I hatched eggs this week with my Pre-K. I have done this 4x now and still find it intriguing each time. I worry that it really "isn't' going to happen." One year I lost a batch.. same as the Amaryllis.. it never budded. I worry that I' ll never be in situations and moments that I know I can be very effective in. I worry that the people surrounding me won't notice what I am doing, what I am able to accomplish. I worry that I won't witness that big red Amaryllis... the Holy Spirit in full bloom.

It's been a hard year for me. I witnessed a few births this past year. But also waited like the eggs and the Amaryllis. I was careful to not open things jus yet to be opened. And unfortunately when I did It resulted in no bloom or a very small version of it. I have learned that forcing blooms was a lesson outside of Christmas time and was lifelong.

My eggs this year.. even though I experienced some fatality, were the biggest litter" ever!!!!
I was still hatching unexpected ones today and those that I thought might go... lived longer than I gave them credit for! There were a few late bloomers.
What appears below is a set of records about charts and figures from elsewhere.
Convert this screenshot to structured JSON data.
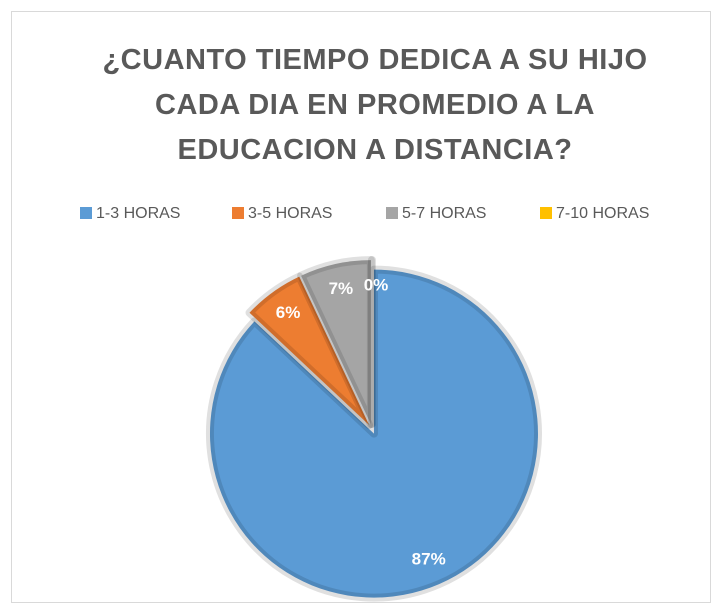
{
  "chart_data": {
    "type": "pie",
    "title": "¿CUANTO TIEMPO DEDICA A SU HIJO CADA DIA EN PROMEDIO A LA EDUCACION A DISTANCIA?",
    "categories": [
      "1-3 HORAS",
      "3-5 HORAS",
      "5-7 HORAS",
      "7-10 HORAS"
    ],
    "values": [
      87,
      6,
      7,
      0
    ],
    "value_labels": [
      "87%",
      "6%",
      "7%",
      "0%"
    ],
    "colors": [
      "#5b9bd5",
      "#ed7d31",
      "#a5a5a5",
      "#ffc000"
    ],
    "legend": "top"
  }
}
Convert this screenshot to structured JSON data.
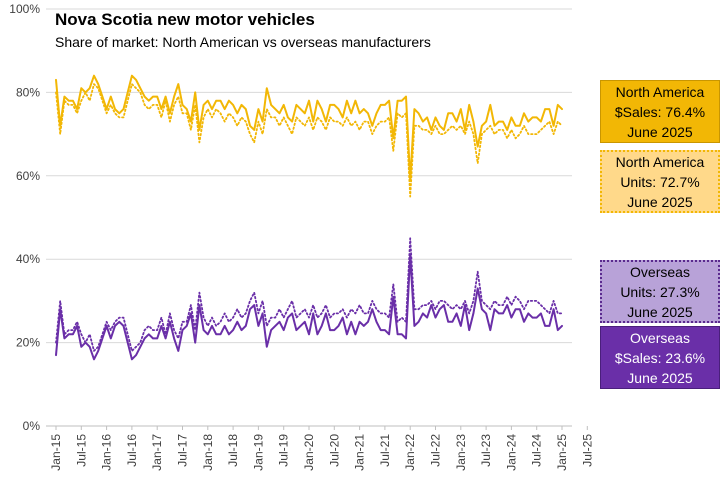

They sat in the egg for a long time! Way longer than the rest. They were still pecking away today. One teacher asked me if we should go get the forceps! HAH! I laughed out loud!! And said, "No, I'd love too. But because I hate to see something suffer and work so hard for survival. I retorted with, "The manual insists we do not "help" anyone along... it means there is a weakness somewhere and it probably won't survive". That maybe true... But I am a late bloomer and I see the beauty in unforced blooms! I am praying that my new friend lives through her toughest hatching.

All Saints Academy, this wonderful little hidden secret in Middletown has struggled with the numbers in the last few years. I am not sure why. I sat tonight and I listened and cried along with these 8th graders who gave such wonderful testimony to their own hatches in the last years there. I felt renewed and positive and I left feeling like I knew something Holy called me there. I feel very confident in my ability to bloom and hatch eggs... still a bit hesitant and doubtful in the beginning though. There are lots of pecks for me in order to remove that shell but I am most positive to know that that if I don't force my bloom it will all unfold in the the Spirit has intended.

My good friend Jon explained to me this week his desire for a chicken coop. He has many times before. He wants to raise chickens and yield good eggs for sale. Don't we all?? We were thinking about funny names for his business... Coop, and Co-op and Coop. His name being Coop, the business being cooperative and then the obvious, the "Coop". I liked it a lot. He was willing to go into a business with others... human and bird, build a home for all their needs and sell a productive that would be valued the highest around. I am still sticking to that unforced bloom for us all~

Happy Summer everyone, may your growing season bring you into perfect peace with your calling and your waiting time. The harvest is just beyond the shell.
Just wait...
And by all means "Don't force the bloom!"